We merged the basic_dgemm function within do_block to reduce the subroutine call overhead.  There was a minimal improvement, less than 5% for the largest matrix.

Performance on a different platform

We developed and tested the performance of our algorithm on a mobile Pentium Celeron III @ 1 GHz under Cygwin using gcc 3-2 development version.  This platform compiles the c-code into Unix-like codes that have underlying NT system calls.  Since the code is not completely native, it is not expected to perform as well as

 

However, there were several factors that were different.  This host allowed exclusive access so that the codes were able to use over 90% of the available CPU time.  A performance increase was expected since the chip feature size is 0.13 microns resulting in lower gate delays and the system clock is twice as fast.  Furthermore, a newer version of gcc allowed additional compiler options to be used.

 

The following relevant optimizations that were enabled under the new compiler:

-march=pentium3 -mcpu=pentium3 –msse

-fprefetch-loop-arrays -falign-functions -falign-loops

 

Essentially, the pentium3 march, mcpu and msse options enable the Streaming SIMD Extensions unit, a parallel hardware unit in the Pentium 3.  It allows for parallel execution of floating point operations using additional instructions as discussed in the Intel Pentium 3 Software Development Manual.  The function and loop alignment options ensure that these addresses are a multiple of 32 bytes corresponding to the beginning of a cache line.  These settings probably reduce the number of cache misses in the instruction cache when executing functions and loops.

 

According to the gcc release notes for version 3.1, software pre-fetching instructions are automatically inserted (using the prefetch assembly instruction) for executables built for the Pentium3.  Pre-loading simply lowers the memory stall penalty as opposed to interleaving among the cache and memory traffic using a pre-fetch instruction.  The newly compiled code runs approximately 40% faster on the alternate platform.

 

Figure 3 compares the average run-time performance of the algorithm on Millennium versus the alternate platform.  An additional line is included showing the performance improvement obtained by using a newer compiler.  This emphasizes the benefits of matching the compiler/optimizer with the hardware environment so that instructions can be issued to make use of high-performance hardware.

 

Figure 3 Performance on Millennium versus an Alternate platform, and with a better compiler

 

Conclusions

The three main factors affecting the matrix multiply performance are using the gcc compiler options “-malign-double”, “-fstrength-reduce” and using a combination transposing and blocking.

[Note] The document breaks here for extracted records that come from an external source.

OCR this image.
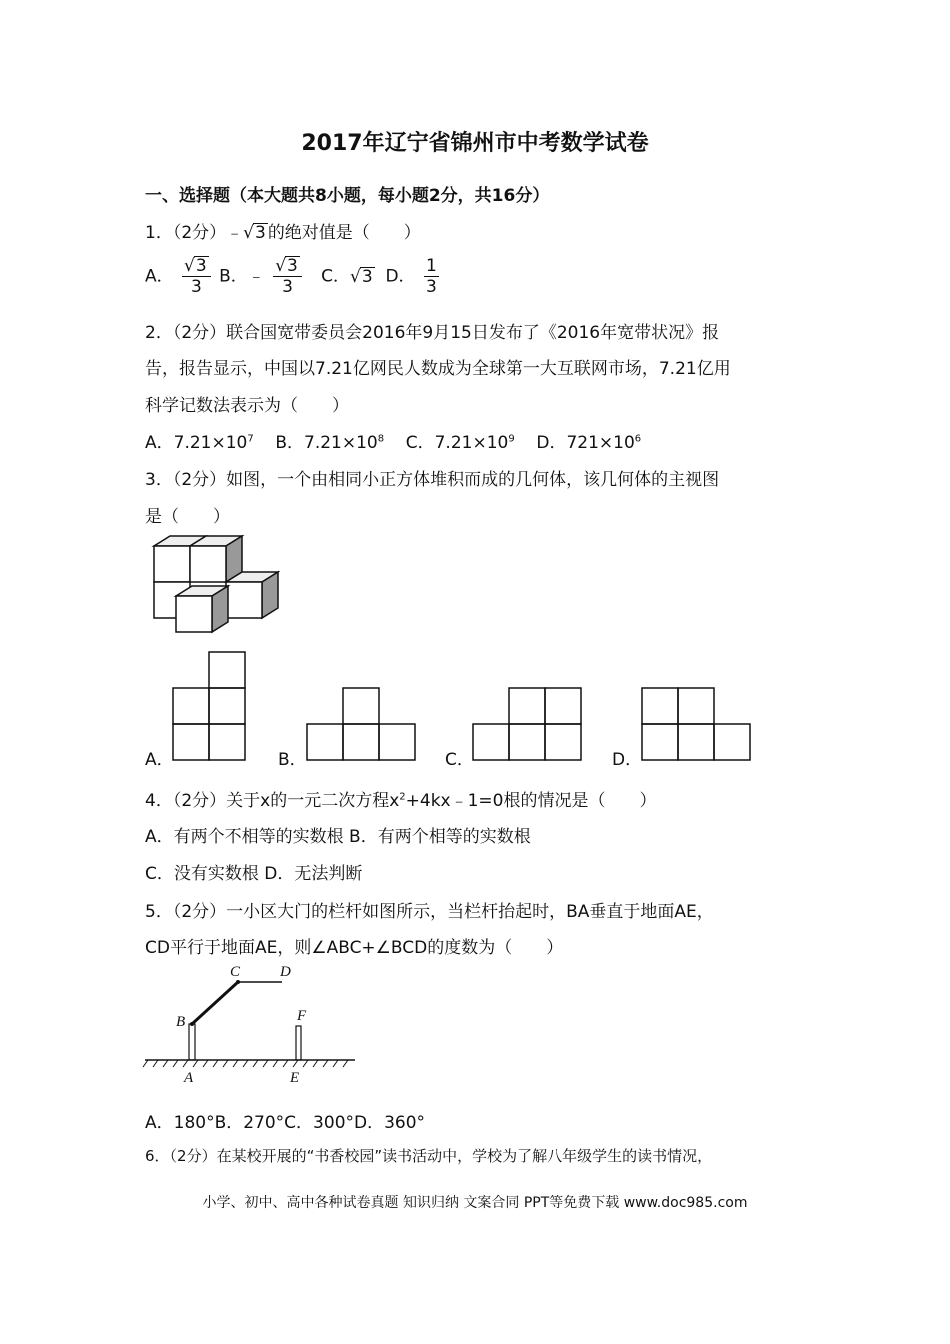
2017年辽宁省锦州市中考数学试卷
一、选择题（本大题共8小题，每小题2分，共16分）
1．（2分）﹣√3 的绝对值是（　　）
A． $\frac{√3}{3}$ B．﹣ $\frac{√3}{3}$ C．√3 D． $\frac{1}{3}$
2．（2分）联合国宽带委员会2016年9月15日发布了《2016年宽带状况》报
告，报告显示，中国以7.21亿网民人数成为全球第一大互联网市场，7.21亿用
科学记数法表示为（　　）
A．$7.21\times 10^7$ B．$7.21\times 10^8$ C．$7.21\times 10^9$ D．$721\times 10^6$
3．（2分）如图，一个由相同小正方体堆积而成的几何体，该几何体的主视图
是（　　）
A．	B．	C．	D．
4．（2分）关于x的一元二次方程$x^2+4kx﹣1=0$根的情况是（　　）
A．有两个不相等的实数根 B．有两个相等的实数根
C．没有实数根 D．无法判断
5．（2分）一小区大门的栏杆如图所示，当栏杆抬起时，BA垂直于地面AE，
CD平行于地面AE，则∠ABC+∠BCD的度数为（　　）
C	D
B	F
A	E
A．180°B．270°C．300°D．360°
6．（2分）在某校开展的“书香校园”读书活动中，学校为了解八年级学生的读书情况，
小学、初中、高中各种试卷真题 知识归纳 文案合同 PPT等免费下载 www.doc985.com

Double alignment ensures that no data values are split between cache lines or page boundaries, avoiding data re-arrangement costs and excessive delays caused by page faults.  The strength reduction option further increased performance by minimizing the amount of computation within the inner loop.  By transposing one matrix before performing the matrix multiplication, a sequential minimal stride of 1 could be used for both matrices.  A high computation to memory access ratio was maintained by decomposing the problem through blocking for both the transpose operation and for performing the matrix multiplication.

Testing was performed on Pentium3 laptops or by averaging results on Millennium to measure the effect of changes to the matrix multiplication executable.  This approach led to consistent repeatable results so that the effect of a particular changed could be better assessed. Combining these factors along with other favorable techniques led to a scalable, modestly performing algorithm.

As a related side note, more modern compilers are able to take advantage of the specific enhancements in processor technology.  Specifically, software pre-fetching and use of the Pentium3 SIMD parallel execution module caused a reasonable performance increase.